I see people confused about these formats, how to load them and what can be done with them, all the time.
A clear, authoritative docs section would help us with support too (just point with hyperlink).
@piskvorky I agree this situation happens sometimes, it worth to make a tutorial.
A tutorial would be ideal, but a simple paragraph in the docs would go a long way. Can you add it?
This is not working for me with gensim 3.5, python 3.6, and a FB model:
from gensim.models import FastText
model_yelp = FastText.load_fasttext_format('yelp_review_full.bin')
I get:
NotImplementedError: Supervised fastText models are not supported
@scottlittle please read an exception again: we really don't support supervised fasttext models
@shgidi https://github.com/facebookresearch/fastText/tree/master/python worked for me.

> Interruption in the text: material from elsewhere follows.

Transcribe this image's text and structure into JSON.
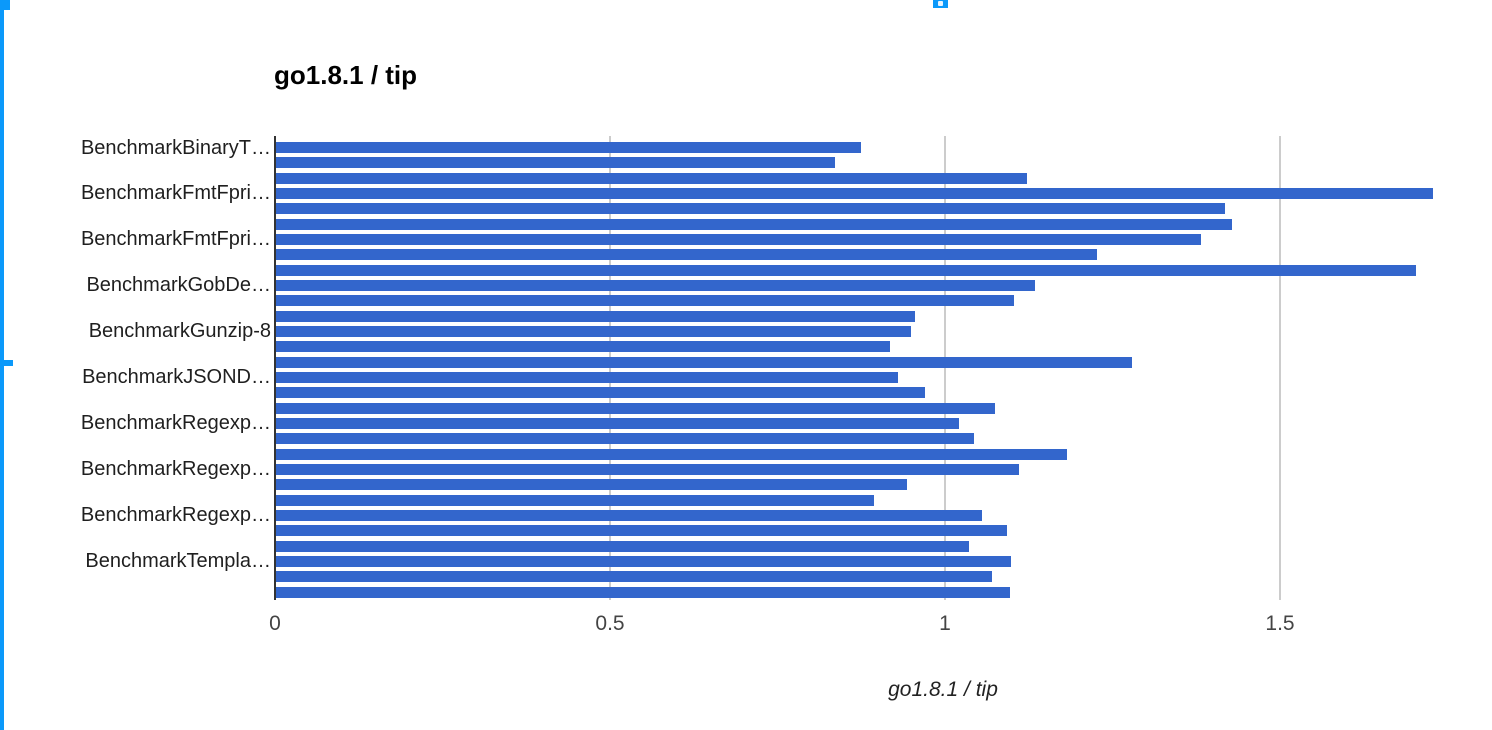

What is meant by supervised fasttext models and how to train for unsupervised?
@romass12
supervised fasttext models
Exactly what supervised learning means. FB implementation have supervised-mode support (gensim - only unsupervised)
how to train for unsupervised
Just read an Gensim FastText documentation
When downloading fastText with this method, we get a folder with a file in standard word2vec format, which can be loaded with
model = KeyedVectors.load_word2vec_format(path, binary=False)
But not withfrom gensim.models import FastText
model = FastText.load_fasttext_format(path, binary=False)
This disables the ability to get vectors for out-of-vocabulary words. How can this be done correcly?